(1.) The following two questions have been, at the instance of the assessee, referred to us by the Income Tax Appellate Tribunal, Cochin Bench:
(2.) Question No. 1 relates to the sale of goodwill arising from the transfer of assets effected by the assessee in the accounting year previous to the assessment year 1976-77. The assessee's books of account disclosed that the assets of its business included the goodwill purchased by the assessee in 1971, and the value of the goodwill in relation to the business at Changanacherry and Kottayam was specifically shown as Rs. 90,000/-. The cost of acquisition of the goodwill relating to the Changanacherry business, which alone is in question here, was determined by the Tribunal to be the proportionate part of Rs. 90,000/- which was directed to be computed by the concerned officer. The books of account for the year relevant to the assessment year in question disclosed that the assessee transferred assets of the Changanacherry business to a certain firm and the goodwill of that business was valued at Rs. l,00,000/-.
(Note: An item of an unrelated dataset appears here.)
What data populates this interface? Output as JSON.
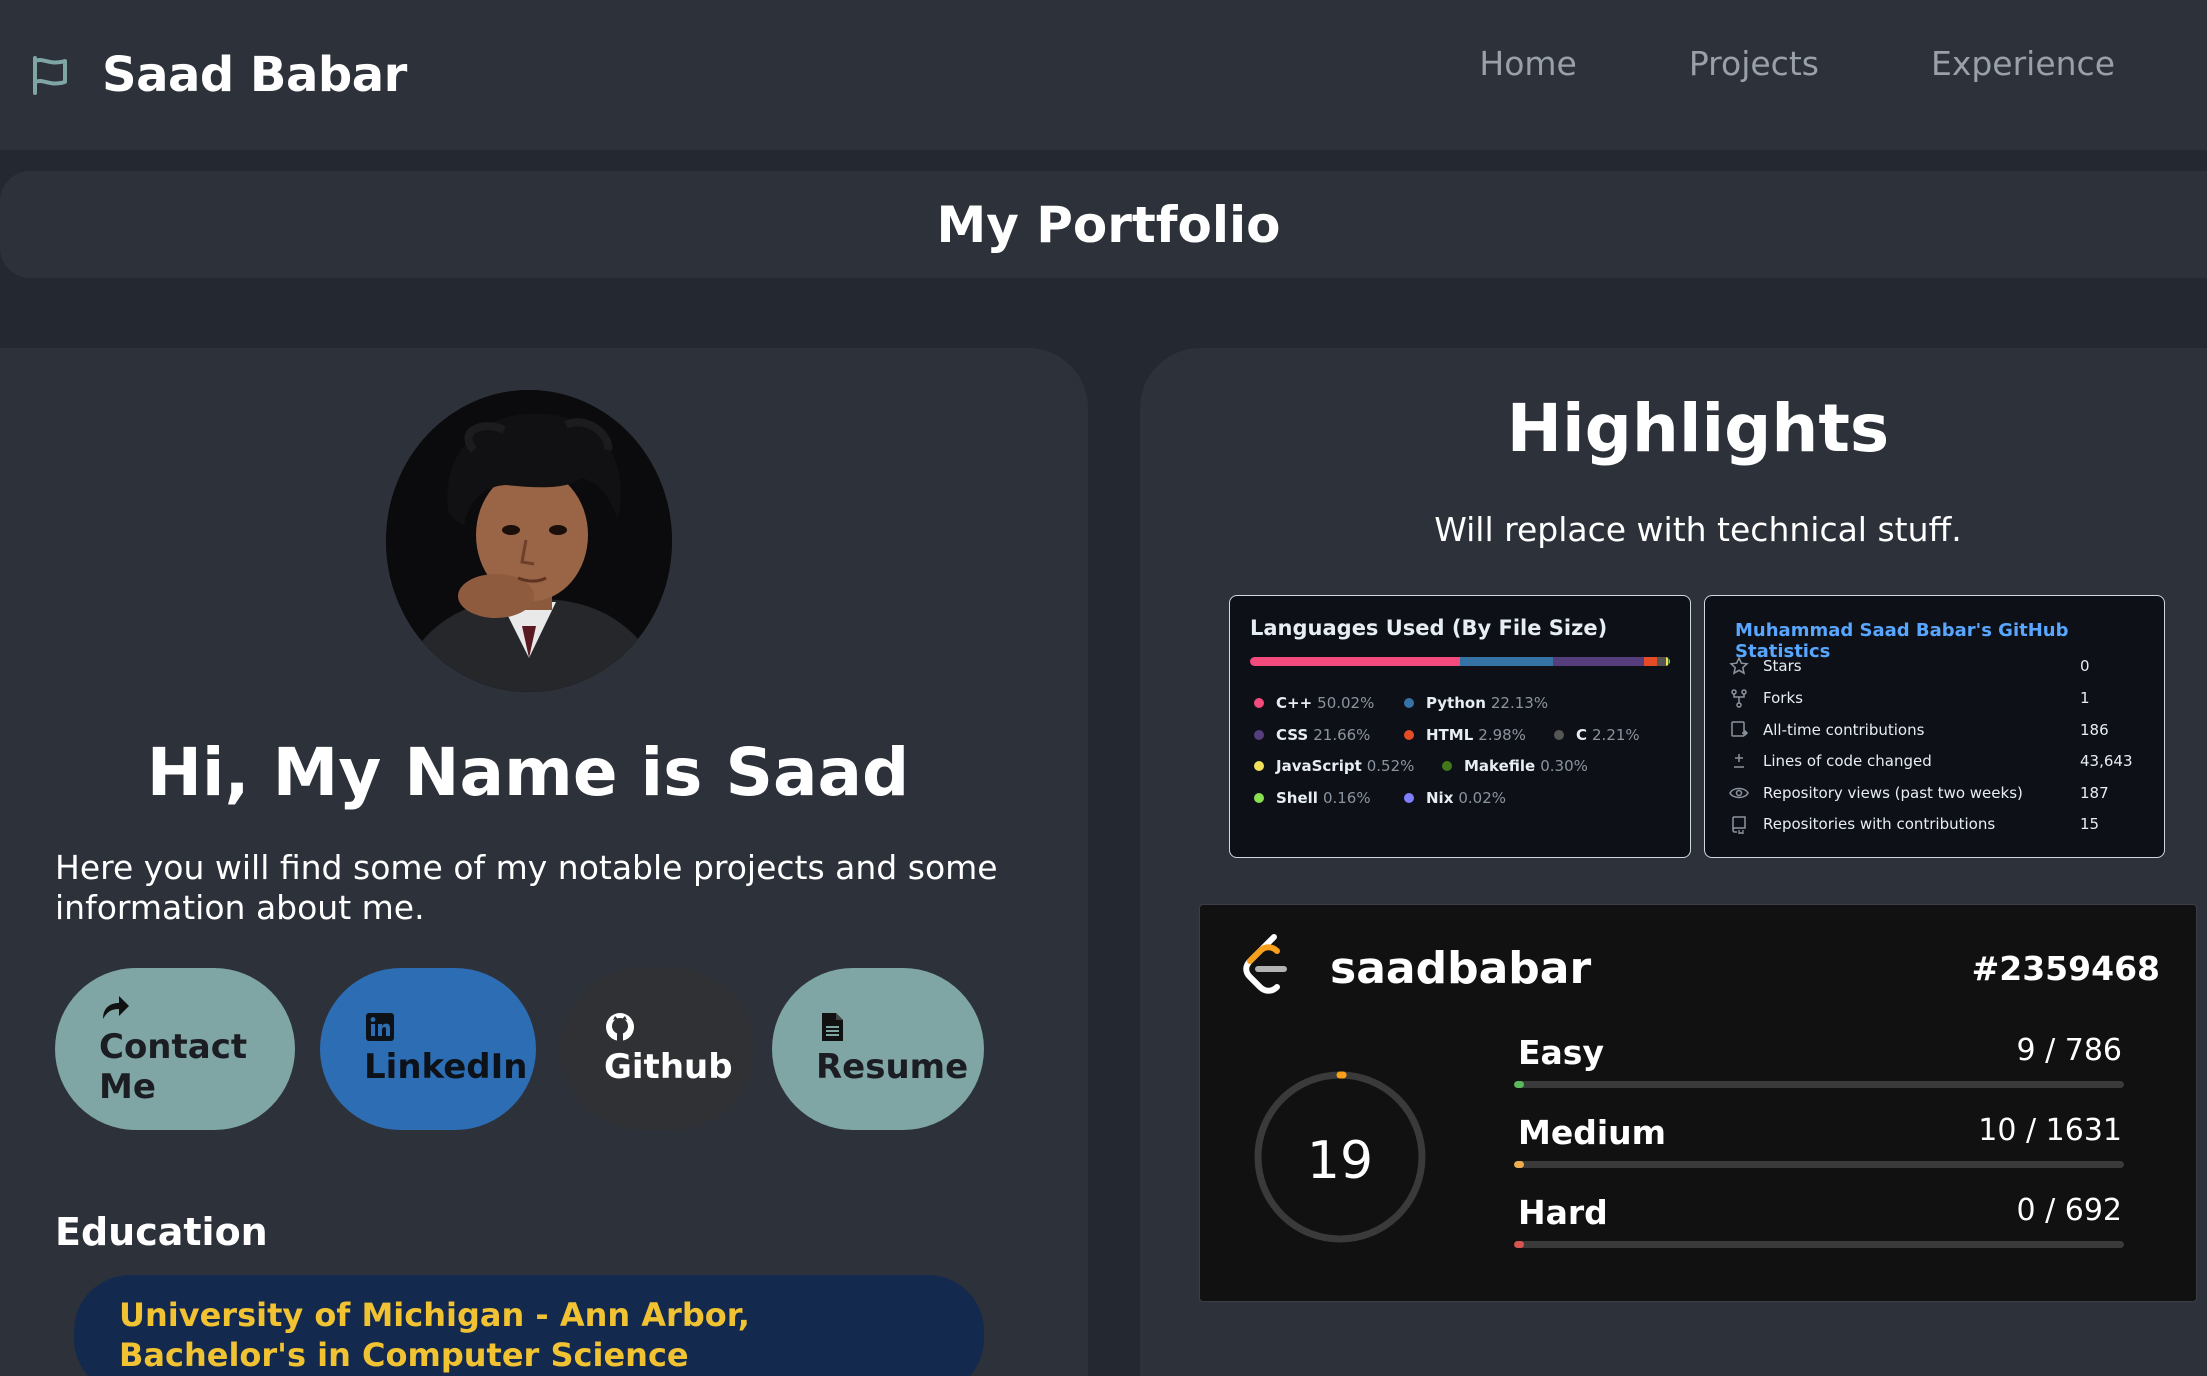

(3.) The Income Tax Officer, however, found that the goodwill was sold for Rs. 2,00,000/. This finding was without regard to the case of the assesses that Rs. 2,00,000/- represented the goodwill of the transferred business at Changanacherry and Ernakulam, and that only Rs. l,00,000/- represented the consideration of the goodwill of the Changanacherry business. On the basis of this assumption, the Income Tax Officer held that the difference between the sale price at Rs. 2,00,000/- and the cost of acquisition at Rs. 90,000/-, that is, Rs. 1,10,000/-, was liable to be included as the capital gains of the assessee arising from the transfer of the Changanacherry business (see Annexure A).